A second attempt to hold a meeting, this time in Bratislava, Slovakia, was agreed, for which, according to Grigoryan, ‘the Nagorno-Karabakh delegation had even purchased airline tickets’.
‘However, Azerbaijan exploited tensions between Washington and Moscow to sabotage this meeting as well. Most likely, Baku informed Moscow of the planned Bratislava meeting and, in return, secured Russian support for an alternative meeting in Yevlakh [in Azerbaijan], under Azerbaijani terms. This Russian-Azerbaijani understanding ultimately led to the failure of the Bratislava meeting as well’, Grigoryan wrote.
Journalist and analyst Tatul Hakobyan told RFE/RL that the US had proposed not to inform the Russian side about the first meeting, which Hakobyan considered ‘illogical’, considering that at that time Russia was the guarantor of the region’s security following the Second Nagorno-Karabakh War in 2020, bringing around 2,000 Russian peacekeepers to the war-torn region.
RFE/RL quoted Hakobyan as saying that the Nagorno-Karabakh Armenian diplomats informed Russia about that meeting, and the latter advised them not to participate.

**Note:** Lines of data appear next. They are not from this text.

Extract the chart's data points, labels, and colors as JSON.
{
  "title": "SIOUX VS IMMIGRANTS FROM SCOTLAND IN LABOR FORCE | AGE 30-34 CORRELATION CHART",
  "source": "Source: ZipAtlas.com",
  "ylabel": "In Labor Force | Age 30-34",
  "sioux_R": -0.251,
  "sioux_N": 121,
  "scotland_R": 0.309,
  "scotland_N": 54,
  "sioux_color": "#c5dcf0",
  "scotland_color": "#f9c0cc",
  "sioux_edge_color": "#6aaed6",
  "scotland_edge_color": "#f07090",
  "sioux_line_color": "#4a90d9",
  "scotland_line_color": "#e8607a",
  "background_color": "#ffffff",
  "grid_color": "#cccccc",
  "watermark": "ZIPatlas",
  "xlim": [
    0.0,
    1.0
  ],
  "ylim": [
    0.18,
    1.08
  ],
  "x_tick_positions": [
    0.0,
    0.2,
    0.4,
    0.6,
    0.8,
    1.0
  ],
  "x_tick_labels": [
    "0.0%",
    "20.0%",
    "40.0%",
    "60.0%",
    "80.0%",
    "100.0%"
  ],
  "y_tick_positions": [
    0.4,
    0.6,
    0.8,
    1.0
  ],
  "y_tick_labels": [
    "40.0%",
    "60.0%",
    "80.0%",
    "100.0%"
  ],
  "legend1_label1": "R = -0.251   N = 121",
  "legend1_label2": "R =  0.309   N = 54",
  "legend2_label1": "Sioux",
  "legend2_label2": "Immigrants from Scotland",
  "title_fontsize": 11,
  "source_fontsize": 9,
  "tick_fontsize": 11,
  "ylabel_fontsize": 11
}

‘It was the [Nagorno-Karabakh] side that mainly rejected the Sofia meeting’, Hakobyan said, adding that ‘is also a fact’ that the meeting in Bratislava, scheduled for 1 August 2023, ‘was directly rejected by Azerbaijan’.
‘Therefore, I consider it not only unfair to place all the responsibility on the [Nagorno-Karabakh] side, but also that this information does not correspond to reality’, Hakobyan said.
On 7 April, the Nagorno-Karabakh InfoCentre, an information platform of the former authorities in Nagorno-Karabakh, responded to the Armenian Foreign Ministry, saying that they considered their statement to have ‘no legal basis’, and calling it ‘an unsuccessful attempt to divert public attention from real problems’.
The Pan-Armenian Diplomatic Council — among whose members is Ara Ayvazyan, a former Foreign Minister serving under Pashinyan’s administration — stated that with this statement, the Armenian Foreign Ministry was helping Azerbaijan to ‘evade responsibility’ for ‘genocidal acts in [Nagorno-Karabakh] through blockade and ethnic cleansing’.